Clay Bennett, 57, retired Yellowstone park ranger with a scar snaking up his left forearm from a 2019 grizzly run-in, had spent the last three months publicly hating Mara Hale. The 42-year-old city council rep had, as far as he could tell, axed the $80k budget for the Boise foothills trail restoration he’d spent 18 months lobbying for, showing up to every public comment meeting to yell until his throat was raw. He’d avoided her at neighborhood events for weeks, but the summer block party was too small, the beer too cold, and he’d already downed two lagers by the time she sauntered over holding a paper plate stacked with smoked brisket.
The sun was low enough that it gilded the edges of her wavy auburn hair, and she smelled like cedar and vanilla shampoo mixed with the hickory smoke curling off the grill 20 feet away. He tensed, ready to snap about the trail budget, but she held the plate out first, her calloused middle finger brushing his when he took it. “You didn’t read the final vote breakdown, did you,” she said, not a question, leaning in close enough that he could hear her over the Tom Petty cover band playing at the end of the block. “I reallocated the money from the city golf course’s new cart budget. The trail project gets $120k now, earmarked for accessibility ramps at the trailhead too.”

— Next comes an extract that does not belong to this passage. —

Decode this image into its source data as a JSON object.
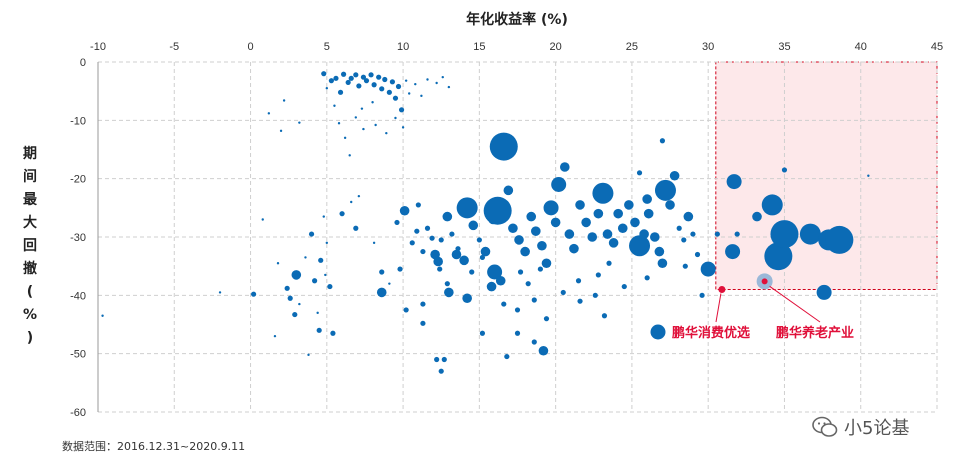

Clay stared, his jaw going slack. His worst flaw, the one that had ended his 21-year marriage, was jumping to conclusions before he had all the facts; he’d assumed his ex was cheating when she started staying late at work in 2011, never asking if she was caring for her terminally ill mother, too proud and angry to listen. He felt that familiar hot flush of shame creep up his neck, and he grunted, taking a bite of brisket so he didn’t have to apologize right away.
She laughed, a low, warm sound, and stepped closer when a kid on a scooter zoomed past, her shoulder pressing firm into his sun-warmed bicep. “I thought you were kind of cute, honestly, even when you were yelling about ‘bureaucratic hacks’ at the last meeting. My dad was a seasonal ranger in Grand Teton. I get why the trails matter.”
They drifted over to the taco truck parked at the curb, the noise of the party fading to a low hum around them as they talked. She told him about the rock climbing calluses, about how she’d spent every summer of her teen years hiking the Tetons with her dad before he died in a 2003 avalanche. He told her about the grizzly scar, about the way the Yellowstone sun sets so pink over the geysers it looks like the sky is on fire. Their fingers brushed again when she handed him a lime wedge for his taco, and he didn’t pull away, even though a small part of him was screaming that this was wrong, that he hated her 12 hours earlier, that he’d sworn off dating anyone younger than 50 because they “didn’t get the weight of good mistakes.”
When she invited him to walk to the community garden at the end of the block to look at the preliminary trailhead designs, he said yes without thinking. The garden was quiet, lit only by string lights strung between the tomato trellises, bees dozing on sunflower heads heavy with pollen. She pulled the folded blueprints out of her canvas bag, holding them up between them so their heads were almost touching, her hair brushing his jaw when she leaned in to point at the section for the accessible picnic area.
He apologized then, quiet, for yelling at her, for assuming the worst, for being so stuck in his own anger he hadn’t bothered to check the facts. She nodded, and reached up to brush a fleck of brisket rub off his chin, her thumb lingering on the gray stubble along his jaw for half a beat too long. “Apology accepted,” she said, her voice softer now, no trace of the sharp council rep he’d seen in meetings. “You can make it up to me by bringing your hand-drawn trail maps to our hike tomorrow. 7 a.m., at the main trailhead. I’ll bring the coffee. Black, no sugar.”
He tucked the folded blueprint she’d given him into the pocket of his worn work shirt, and when she turned to wave at a neighbor passing by, he let his hand rest light on the small of her back for three slow steps before he let go.